If you realised you were pregnant to a beta fuck boy, an abusive cunt that can't control himself and you feel like shits been so bad you can't believe you're pregnant cause you don't even want to keep going in this situation and feel the likelihood of miscarriage due to stress is very high as you've been spotting the entire time (the blood made you think you weren't pregnant, just hormonal and stressed from the constant fucking screaming about nothing ).
This fuck boy has made it clear he is not father material/does not want kids/does not love you and all ready believes you ruined their life
Would you run and call them from a safe place once the baby is born and tell them they're a dad and do they want half custody (don't think he'd treat a baby the way he treats me) or??? Because that's where my mind has been going but despite the abuse im not sure if that's right. I am just worried that if I tell him it will escalate into one of those pushed down the stairs kicked in the stomach situations..
Abortion is not an option.
Don't have any previous children am only 25.
Or should I just disappear and NC since he all ready thinks I've ruined his life enough.
(the way I ruined his life is sometimes I don't know which grocery store I want to go to *rolls eyes* so yeah,just to give you an idea of the level of aspergers I'm dealing with here)

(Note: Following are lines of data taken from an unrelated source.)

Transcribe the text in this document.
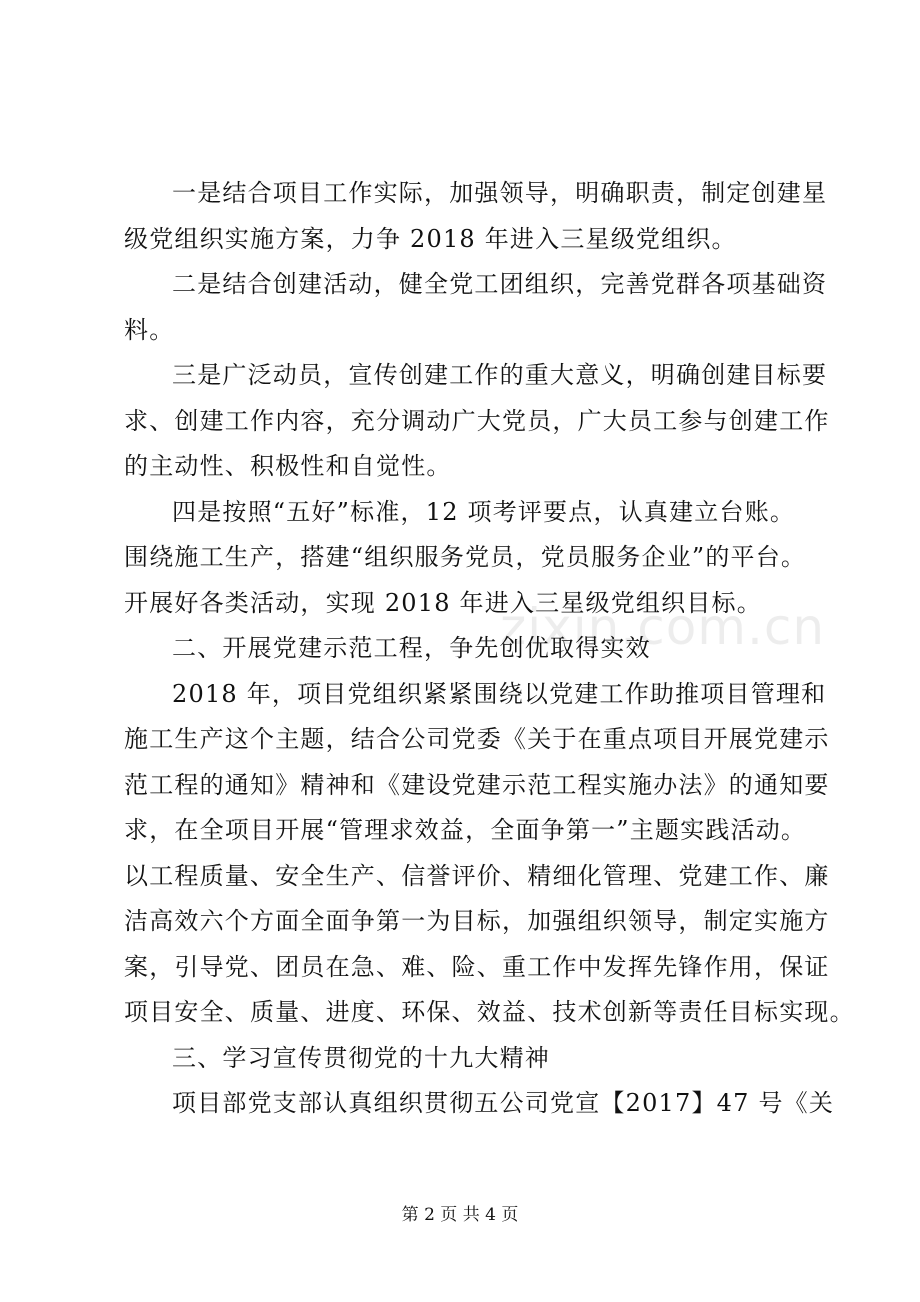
zixin.com.cn
一是结合项目工作实际，加强领导，明确职责，制定创建星
级党组织实施方案，力争 2018 年进入三星级党组织。
二是结合创建活动，健全党工团组织，完善党群各项基础资
料。
三是广泛动员，宣传创建工作的重大意义，明确创建目标要
求、创建工作内容，充分调动广大党员，广大员工参与创建工作
的主动性、积极性和自觉性。
四是按照“五好”标准，12 项考评要点，认真建立台账。
围绕施工生产，搭建“组织服务党员，党员服务企业”的平台。
开展好各类活动，实现 2018 年进入三星级党组织目标。
二、开展党建示范工程，争先创优取得实效
2018 年，项目党组织紧紧围绕以党建工作助推项目管理和
施工生产这个主题，结合公司党委《关于在重点项目开展党建示
范工程的通知》精神和《建设党建示范工程实施办法》的通知要
求，在全项目开展“管理求效益，全面争第一”主题实践活动。
以工程质量、安全生产、信誉评价、精细化管理、党建工作、廉
洁高效六个方面全面争第一为目标，加强组织领导，制定实施方
案，引导党、团员在急、难、险、重工作中发挥先锋作用，保证
项目安全、质量、进度、环保、效益、技术创新等责任目标实现。
三、学习宣传贯彻党的十九大精神
项目部党支部认真组织贯彻五公司党宣【2017】47 号《关
第 2 页 共 4 页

That's good. Clearly this guy isn't husband material, so telling him about it is the last thing you should do. You need to lay out your options first; you've got to ensure that whatever happens, you will drive the situation, not him. Find out exactly how the custody laws work, what rights you have, what rights he has. And just in case he threatens you or gets violent, have defense-- either very physical, like a person to help watch over you, a gun, or something legal like a restraining order.
No, willing to pretend I don't know who the dad is if when I call him after the baby is born he tells me he doesn't want anything to do with it.

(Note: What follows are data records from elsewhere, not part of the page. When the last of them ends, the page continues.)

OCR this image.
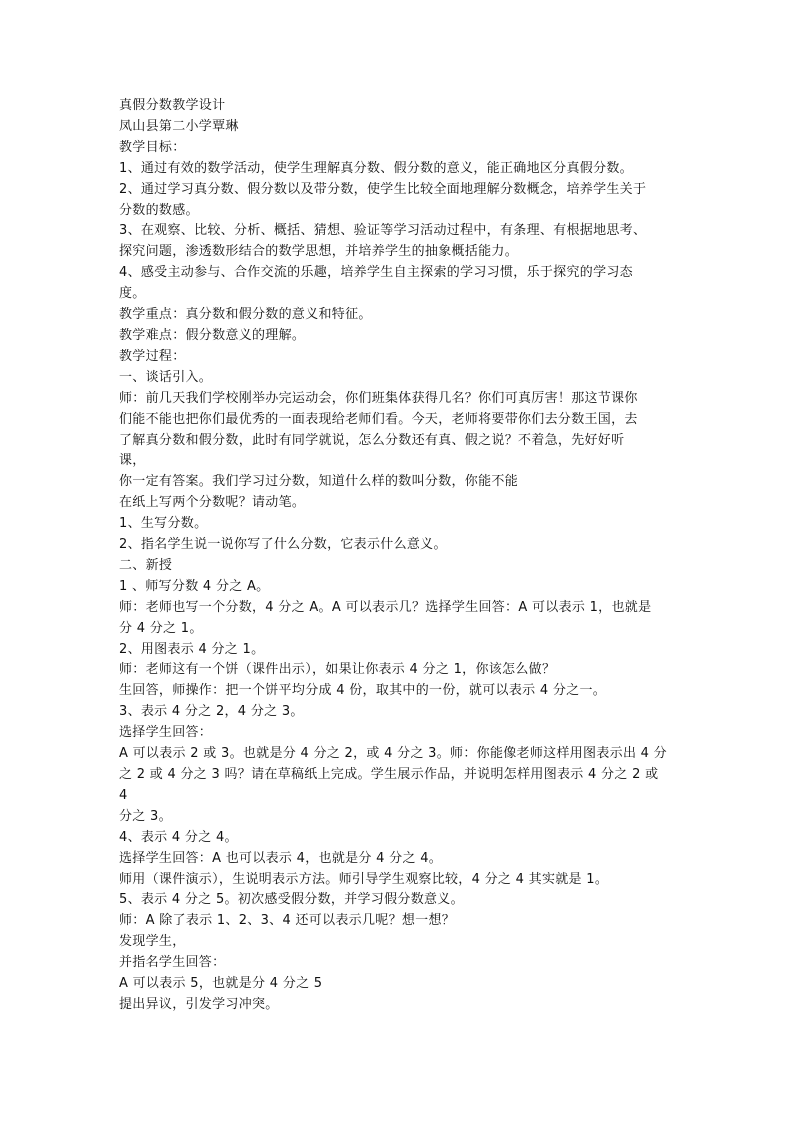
真假分数教学设计
凤山县第二小学覃琳
教学目标：
1、通过有效的数学活动，使学生理解真分数、假分数的意义，能正确地区分真假分数。
2、通过学习真分数、假分数以及带分数，使学生比较全面地理解分数概念，培养学生关于
分数的数感。
3、在观察、比较、分析、概括、猜想、验证等学习活动过程中，有条理、有根据地思考、
探究问题，渗透数形结合的数学思想，并培养学生的抽象概括能力。
4、感受主动参与、合作交流的乐趣，培养学生自主探索的学习习惯，乐于探究的学习态
度。
教学重点：真分数和假分数的意义和特征。
教学难点：假分数意义的理解。
教学过程：
一、谈话引入。
师：前几天我们学校刚举办完运动会，你们班集体获得几名？你们可真厉害！那这节课你
们能不能也把你们最优秀的一面表现给老师们看。今天，老师将要带你们去分数王国，去
了解真分数和假分数，此时有同学就说，怎么分数还有真、假之说？不着急，先好好听
课，
你一定有答案。我们学习过分数，知道什么样的数叫分数，你能不能
在纸上写两个分数呢？请动笔。
1、生写分数。
2、指名学生说一说你写了什么分数，它表示什么意义。
二、新授
1 、师写分数 4 分之 A。
师：老师也写一个分数，4 分之 A。A 可以表示几？选择学生回答：A 可以表示 1，也就是
分 4 分之 1。
2、用图表示 4 分之 1。
师：老师这有一个饼（课件出示），如果让你表示 4 分之 1，你该怎么做？
生回答，师操作：把一个饼平均分成 4 份，取其中的一份，就可以表示 4 分之一。
3、表示 4 分之 2，4 分之 3。
选择学生回答：
A 可以表示 2 或 3。也就是分 4 分之 2，或 4 分之 3。师：你能像老师这样用图表示出 4 分
之 2 或 4 分之 3 吗？请在草稿纸上完成。学生展示作品，并说明怎样用图表示 4 分之 2 或
4
分之 3。
4、表示 4 分之 4。
选择学生回答：A 也可以表示 4，也就是分 4 分之 4。
师用（课件演示），生说明表示方法。师引导学生观察比较，4 分之 4 其实就是 1。
5、表示 4 分之 5。初次感受假分数，并学习假分数意义。
师：A 除了表示 1、2、3、4 还可以表示几呢？想一想？
发现学生，
并指名学生回答：
A 可以表示 5，也就是分 4 分之 5
提出异议，引发学习冲突。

Can support the baby by myself as soon as he's out of my fucking pocket and I stop supporting him.
>Does he know you are pregnant
>Does he want to be in the baby's life
>Do you want child support from him
If no to all of these, just remove yourself from his life and live somewhere you feel safe in. He won't come after you, if anything he'll be glad to escape child support
Just do what you feel is best for you and the baby OP
Because I would be 18-22weeks along which I'm pretty sure is illegal in my country and even if it's not I just never got my head around the whole foetus vs baby thing. I've felt them kick. They're staying where they are until I'm birthing them out.>>16763087
Stay as calm as you possibly can. Stress hormones from domestic violence/abuse situations can be harmful to your baby. It's important to remove yourself from the situation first and formost-- it's not only yourself you're caring for now. If possible, pack your things while he's away and have someone you trust and able to defend you help you move out. Then no contact, change your number, all that. If he keeps bothering you get a restraining order. You don't want to deal with this guy while you're pregnant.
As for after the pregnancy... I don't know this guy personally but I wouldn't trust him unsupervised with a baby. I'd just continue no contact if it were me.
Dude, I'm here for advice and outside perspective. It doesn't mean I have to act on anything I read.
nice projection though, you should kill yourself before natural selection comes for you, just some advice.